AMD commits $400 mln to India semicon vision, announces largest global centre in Bengaluru

The investment is expected to create the chip maker's largest global design centre, adding 3,000 engineering roles in Bengaluru

Harichandan Arakali
Published: Jul 31, 2023 01:13:46 PM IST
Updated: Jul 31, 2023 01:23:26 PM IST

AMD commits 0 mln to India semicon vision, announces largest global centre in BengaluruMark Papermaster, Executive vice president, and chief technology officer of AMD
AMD, which is attempting to challenge artificial intelligence (AI) chip leader Nvidia, plans to invest approximately $400 million over the next five years in India, adding fillip to the government’s efforts to make the country a major global semiconductor industry hub.

The investment will include the establishment of a new cutting-edge campus in Bengaluru, serving as the company's largest design center worldwide, AMD, known especially for its gaming and professional graphics GPUs, said in a press release, coinciding with India’s Semicon event that concluded last week.

The three-day event saw strong interest and participation of delegates from around the world, ranging from semiconductor giants to venture capital investors looking to get a sense of the ecosystem’s prospects in India.

Mark Papermaster, executive vice president, and chief technology officer of AMD, noted that the company has been in India since its first site was established in New Delhi in 2001.

“From a handful of employees in 2001 to more than 6,500 employees today, AMD has grown its India footprint based on the strong foundation established by our local leadership and the highly skilled talent pool," Papermaster said, in the press release.

He added that AMD's broad product portfolio, fueled by advancements in artificial intelligence, networking, and 6G communications, will benefit from the expanded presence in India.

The upcoming AMD campus, slated to open before the end of 2023, will be equipped with state-of-the-art facilities, extensive lab space, and collaborative tools designed to foster teamwork and innovation.

The investment will also result in the creation of approximately 3,000 new engineering roles by the end of 2028, adding to AMD's existing employee base in India, according to the release.

“We welcome the AMD plan to expand its leading-edge R&D engineering operations in India,” Ashwini Vaishnaw, union cabinet minister for railways, telecommunications, electronics, and information technology, said in the release.

The sentiment was echoed by Rajeev Chandrasekhar, minister of state for electronics and IT, skill development, and entrepreneurship, who emphasised the role this expansion will play in India's aspiration to become a global talent hub for semiconductor design and innovation.

Also watch: Explained: The unbelievably complex process of making semiconductor chips

 If one looks at various aspects of the semiconductor ecosystem, foundries, which India is inviting global companies to establish in India, are one important component. Then there are fabs (fabrication facilities, assembly, testing and packaging that go hand in hand with the fabs.

 Providers of electronic design automation (EDA) tools, which is software, and fab-less companies are another segment.
In addition to AMD, Nvidia and Intel also have large software, design and testing centres in India. EDA companies such as Cadence and Synopsys, are present too. Foundries and large fabs are missing, however.

The ending of a joint venture recently between India’s Vedanta group and Foxconn, a global electronics contract manufacturer, which was meant to establish a $20 billion fab in India, was widely seen as at least a temporary setback to India’s semiconductor ambitions.

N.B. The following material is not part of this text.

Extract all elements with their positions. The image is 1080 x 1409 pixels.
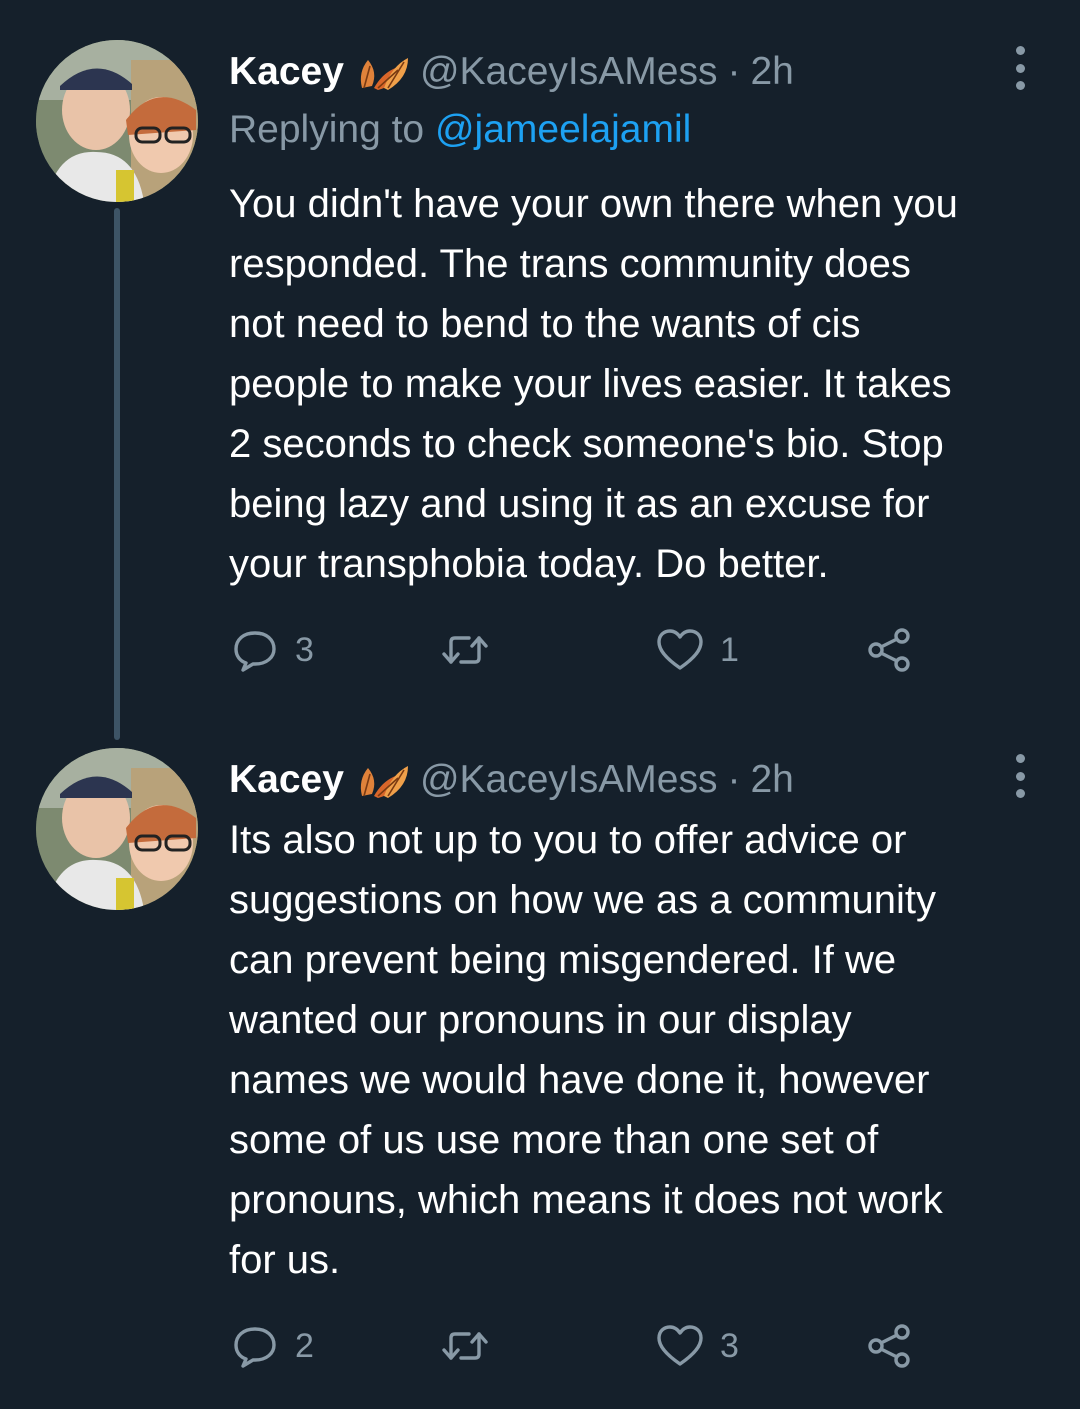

On the other hand, “We all tend to forget that it's a marathon … this is going to take us, you know, 10 to 20 years,” Sateesh Andra, a managing director at Endiya Partners, a venture capital firm focused on deep tech investments in India, told Forbes India in an interview on July 31, having just participated in the Semicon event.

“I believe the time has come, especially post pandemic, and supply chains have reconfigured, and then the geopolitical issues have precipitated,” Andra said. “The need to build local capabilities for many regions, it's just not India alone.”

 As major economies push towards greater self-sufficiency, “I'm pretty sure semiconductor is one of the top agenda items, not just for us.”

Also read: Inside Vedanta's gigantic semiconductor ambitions

 Therefore, India can’t let up on its efforts to deepen and widen the talent base of not just computer science or electronics and electrical engineers, but also chemical engineers, process engineers, mechanical engineers and other skilled personnel – all needed by the semiconductor sector, he said.

 What India offers already in terms of world-class talent, many multinational companies with their capability global centres in the country, favourable government policy and a growing local market augurs well for the country’s prospects in this sector, he said.

 “So, my belief is it'll evolve to the next level for sure, but we need to be patient and continue to believe and make investments and celebrate the victories along the way,” he said.

 At AMD, the new investment announced last week will not only strengthen its presence but also serve to enhance India's semiconductor ecosystem, the company said in its press release. With the new Bengaluru campus, AMD will increase its office footprint to a total of 10 locations, including Delhi, Gurugram, Hyderabad, and Mumbai.